Email list hosting service & mailing list manager


Re: when GC is permitted Tom Lord 11 Jan 2004 17:05 UTC


    > From: Michael Sperber <xxxxxx@informatik.uni-tuebingen.de>

    > Again, I referred to lots of code that *already* is written for
    > a SRFI-50-style FFI, and that would need to be rewritten anyway
    > for a JNI- or Pika-style FFI.

Putting aside forensics of the exchange that led to that -- it leaves
me with a question:

What is this "lots of code"?   Can we identify and quantify it?
How much of it is free software or open source code?
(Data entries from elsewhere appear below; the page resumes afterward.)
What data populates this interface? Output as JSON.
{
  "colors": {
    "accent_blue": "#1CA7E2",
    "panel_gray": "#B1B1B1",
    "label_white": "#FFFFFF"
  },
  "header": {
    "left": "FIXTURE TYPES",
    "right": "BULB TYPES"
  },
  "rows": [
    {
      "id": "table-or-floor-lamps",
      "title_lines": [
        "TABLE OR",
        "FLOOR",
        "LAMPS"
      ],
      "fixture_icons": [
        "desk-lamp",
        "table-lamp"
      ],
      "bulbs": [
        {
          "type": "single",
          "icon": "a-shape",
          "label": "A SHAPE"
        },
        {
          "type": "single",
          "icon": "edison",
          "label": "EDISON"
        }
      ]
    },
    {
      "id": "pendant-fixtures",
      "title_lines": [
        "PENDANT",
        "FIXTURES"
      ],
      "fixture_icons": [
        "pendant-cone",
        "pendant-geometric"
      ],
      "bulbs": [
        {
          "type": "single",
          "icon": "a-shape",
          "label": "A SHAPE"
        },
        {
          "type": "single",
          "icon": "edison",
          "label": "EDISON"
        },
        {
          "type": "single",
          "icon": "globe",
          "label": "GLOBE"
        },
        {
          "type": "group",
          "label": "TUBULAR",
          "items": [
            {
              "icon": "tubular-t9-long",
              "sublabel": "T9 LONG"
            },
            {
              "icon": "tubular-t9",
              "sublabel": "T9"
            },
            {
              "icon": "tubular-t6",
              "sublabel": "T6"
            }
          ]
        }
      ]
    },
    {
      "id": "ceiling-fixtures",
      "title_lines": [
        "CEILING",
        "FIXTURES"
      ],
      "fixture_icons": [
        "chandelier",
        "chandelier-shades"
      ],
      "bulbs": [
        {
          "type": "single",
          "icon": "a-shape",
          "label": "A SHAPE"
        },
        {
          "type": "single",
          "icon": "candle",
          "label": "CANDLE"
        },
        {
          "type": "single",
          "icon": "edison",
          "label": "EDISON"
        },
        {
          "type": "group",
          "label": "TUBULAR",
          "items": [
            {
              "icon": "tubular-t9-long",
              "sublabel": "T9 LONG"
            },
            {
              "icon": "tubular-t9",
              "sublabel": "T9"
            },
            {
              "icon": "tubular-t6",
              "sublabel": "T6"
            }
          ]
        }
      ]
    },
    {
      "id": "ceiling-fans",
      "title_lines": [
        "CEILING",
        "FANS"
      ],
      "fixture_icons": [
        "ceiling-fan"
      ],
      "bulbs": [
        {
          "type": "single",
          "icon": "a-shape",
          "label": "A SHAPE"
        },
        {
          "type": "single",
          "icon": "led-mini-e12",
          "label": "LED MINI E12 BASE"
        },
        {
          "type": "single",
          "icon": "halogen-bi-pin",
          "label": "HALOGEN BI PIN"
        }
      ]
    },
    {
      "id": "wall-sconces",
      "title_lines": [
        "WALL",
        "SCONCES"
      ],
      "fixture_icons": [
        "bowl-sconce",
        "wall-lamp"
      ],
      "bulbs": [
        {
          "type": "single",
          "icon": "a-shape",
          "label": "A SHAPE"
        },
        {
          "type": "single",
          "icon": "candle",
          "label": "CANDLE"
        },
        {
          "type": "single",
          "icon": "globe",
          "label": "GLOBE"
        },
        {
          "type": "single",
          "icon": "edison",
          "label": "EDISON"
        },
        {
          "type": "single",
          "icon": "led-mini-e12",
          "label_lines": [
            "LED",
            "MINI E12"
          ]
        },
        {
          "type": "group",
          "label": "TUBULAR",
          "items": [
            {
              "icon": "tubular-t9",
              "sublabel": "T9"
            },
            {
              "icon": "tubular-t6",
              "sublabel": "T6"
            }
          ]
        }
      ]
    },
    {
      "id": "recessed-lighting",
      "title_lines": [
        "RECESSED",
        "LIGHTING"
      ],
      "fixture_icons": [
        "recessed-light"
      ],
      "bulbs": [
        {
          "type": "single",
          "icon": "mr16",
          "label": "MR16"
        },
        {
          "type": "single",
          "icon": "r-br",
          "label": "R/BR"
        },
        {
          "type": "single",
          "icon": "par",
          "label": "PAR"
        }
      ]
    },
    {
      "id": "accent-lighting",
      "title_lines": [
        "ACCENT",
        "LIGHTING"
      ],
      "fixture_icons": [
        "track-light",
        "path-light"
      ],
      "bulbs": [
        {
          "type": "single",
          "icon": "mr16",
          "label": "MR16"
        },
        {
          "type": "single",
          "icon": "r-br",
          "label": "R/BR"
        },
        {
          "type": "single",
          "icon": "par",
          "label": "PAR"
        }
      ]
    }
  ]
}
Other than code specifically written for S48, and perhaps even for
that, I think legacy code is going to need a fairly careful review
even if the draft were finalized as-is tomorrow.  For example, code
for Guile will tend to have been written to be safe for a GC that
conservatively traces the C stack and machine registers -- it would
need modifications to be correct under the draft.  And, for example,
while the draft takes a particular position about error handling (that
errors in FFI routines called from C are essentially bugs), legacy
libraries for some systems are not necessarily written to share this
assumption and may be written to use native facilities for exception
handling.

One advantage of making "convert to Pika-style" a part of such a
review process for legacy code is that it forces a more careful look
at the code by both human and compiler.